Making a statement on October 21, 2011, Interior Minister İdris Naim Şahin stated that the operation was aimed at ending terrorism and emphasized that there were intelligence agreements with the USA for point shooting. Reminding that the villages in Qandil were evacuated, the minister said that they wanted this matter to be resolved without using the state of emergency proposed by the Nationalist Movement Party; however, he stated that he can also apply if necessary.

Soldiers participating in the conflict; It was claimed that the guards left their positions and told that they could not reach them by radio or telephone.

Upon the request of President Abdullah Gül, a briefing was given to him at the Presidential Palace by the Chief of General Staff Operations Lieutenant General Abdullah Recep and the Chief of Operations of the Land Forces, Major General Haluk Cumali Çetinkaya.

On October 22, 2011, Chief of General Staff Necdet Özel published a statement on the website of the General Staff; He conveyed his gratitude for the condolence messages sent and his respect and gratitude on behalf of the TAF members for the support shown.

Making a statement regarding the operations, Deputy Prime Minister Bülent Arınç stated that it is the duty of the government to eradicate and eradicate terrorism, and said that the military made every effort to strike the final blow by using the authority it received at points in the country and abroad. Arınç, who attended the opening of a store in Bursa, said: "After this operation, our soldiers, policemen, all our security forces took action to strangle the bandit in his lair. All the force commanders, especially our Chief of General Staff, and all the teams at the head of the police are now both in Turkey and abroad. and they are engaged in a great activity outside of our lands. Our chief of staff and commanders almost promised to return to Ankara and not to enter their homes before they finish this job. By Allah's permission, may this job turn into relief as soon as possible, may our country, this beautiful homeland, rest in peace and security as soon as possible. That is all we wish for." According to the statement made by the US White House spokesperson, US Prime Minister Barack Obama met with Prime Minister Recep Tayyip Erdoğan on the phone after the attack, "experts" to discuss the US support in the fight against the PKK. He stated that he would send a "delegation".

In addition to the operations in the field, the activities against the PKK continued in the city centers.
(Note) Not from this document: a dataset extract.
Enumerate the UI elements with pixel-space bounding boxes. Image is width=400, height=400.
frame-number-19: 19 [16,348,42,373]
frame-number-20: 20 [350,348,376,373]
Thirteen of the 22 people who were detained during the operations against the PKK's senior management in Mardin and who were referred to the court were arrested. In the Çukurca district of Hakkâri Province, raids were carried out by the Police Special Operations at the addresses determined with the permission given by the prosecutor's office.

On October 24, 2011, it was alleged that Fehman Hüseyin, codenamed Bahoz Erdal, a Kurdish-Syrian national, who planned the attacks, had been on Turkish territory for some time. It was alleged that the PKK sent an envoy to the Iraqi Kurdistan Regional Government President Masud Barzani, who sided with Turkey, and requested to "support Turkey". It was stated that serious clashes still take place in the regions where the operations took place.